First responders donate gear at Chicago convention


Crews in Ecuador and Peru benefit at event honoring those who died in 2001 attacks

By Denise Linke
Chicago Tribune 
Copyright 2007 Chicago Tribune Company

CHICAGO — The top firefighter coat on the heap in Pheasant Run Resort's convention hall in St. Charles looked like it belonged in the trash. Grime coated the sleeves. Insulation bulged out through rips in the lining. The fabric gave off a faint stench of smoke from dozens of fires.

But it was treasure to Fire Cmdr. Santiago Landazuri of Patricia Pilar in Ecuador.

"When we go to fight fires, we wear our regular clothes — shorts, shirts and sandals. For us, gearing up is tying a wet rag around our faces," Landazuri said through an interpreter.

Landazuri will receive 10 sets of "turnout gear" — coats, pants, boots, gloves, hoods and helmets — from the 300-plus sets donated by Chicago-area fire departments through the Gear Up Foundation, which held a convention in the west suburban resort during the weekend. That's enough to outfit every firefighter in his department, which serves a town of 6,000 residents.

The rest of the donated clothing and equipment, about $1 million worth, will go to other poor, small towns in Ecuador and Peru, said convention organizer Joe Cantafio.

Cantafio volunteered to bring the New York foundation's mission to the Chicago area after his Chicago-based rock band, The 101st Division, performed at fundraisers for public-safety officials injured in the Sept. 11, 2001, attacks.

"I have a great love for first-responders," such as firefighters, emergency medical technicians and police officers, Cantafio said. "I told [Gear Up founder] Vincent Forras that I would take this to the Midwest and show him how much we care about firefighters."

Forras started Gear Up in 2002 as a "living memorial" to firefighters killed in the attacks.
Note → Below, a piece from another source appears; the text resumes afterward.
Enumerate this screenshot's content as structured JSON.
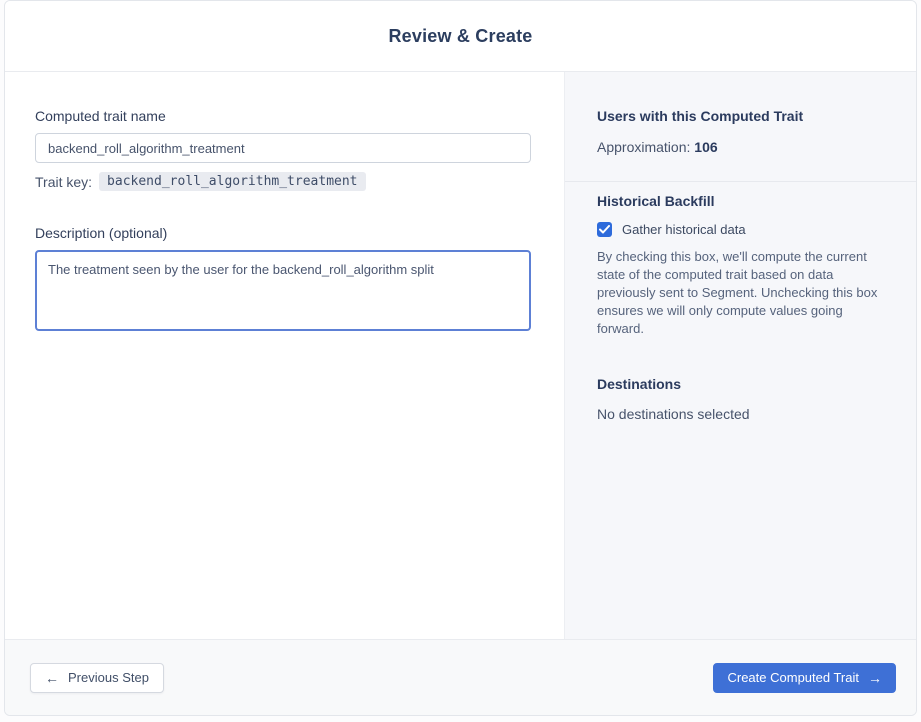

Forras was a volunteer firefighter in upstate New York who was trapped in rubble and injured while conducting search and rescue operations at Ground Zero, according to the foundation's Web site.

"He fell two stories and couldn't get out for hours," Cantafio said. "While he was trapped, he made a promise to God that if he got out alive, he would do something to help his brother firefighters."

Last weekend's convention helped not only the 10 South American firefighters who attended, but also about 300 Chicago-area firefighters who brought donated equipment and stayed to participate in classes, said Schaumburg Fire Department Cmdr. Rick Kolomay. Classes taught by Kolomay and New York Fire Department Battalion Chief Don Hayde focused on new developments in search and rescue, as well as firefighter survival.

The South American firefighters took classes in how to use the equipment Gear Up is giving them.

Fire Chief Miguel Delgado of Montecristi, Ecuador, said he hopes the training and equipment his department is getting from Gear Up will help prevent tragedies such as a recent house fire in his town that killed three children while firefighters watched helplessly because they couldn't get through the flames.

"I think it will save lives because we'll be able to do what we have to do to rescue people," Delgado said.

Though Montecristi's fire department is well-equipped for its region — it has a 45-year-old donated pumper truck — Delgado said he hopes someday to get a donated ambulance and medical training for his staff.

"We are more than an hour away from the nearest hospital. None of us knows how to do CPR," he said. "My dream is to have an ambulance and the training to use it properly so we can save some of the lives we lose to auto accidents each year."

Gear Up will hold another Chicago-area convention next year, Cantafio said.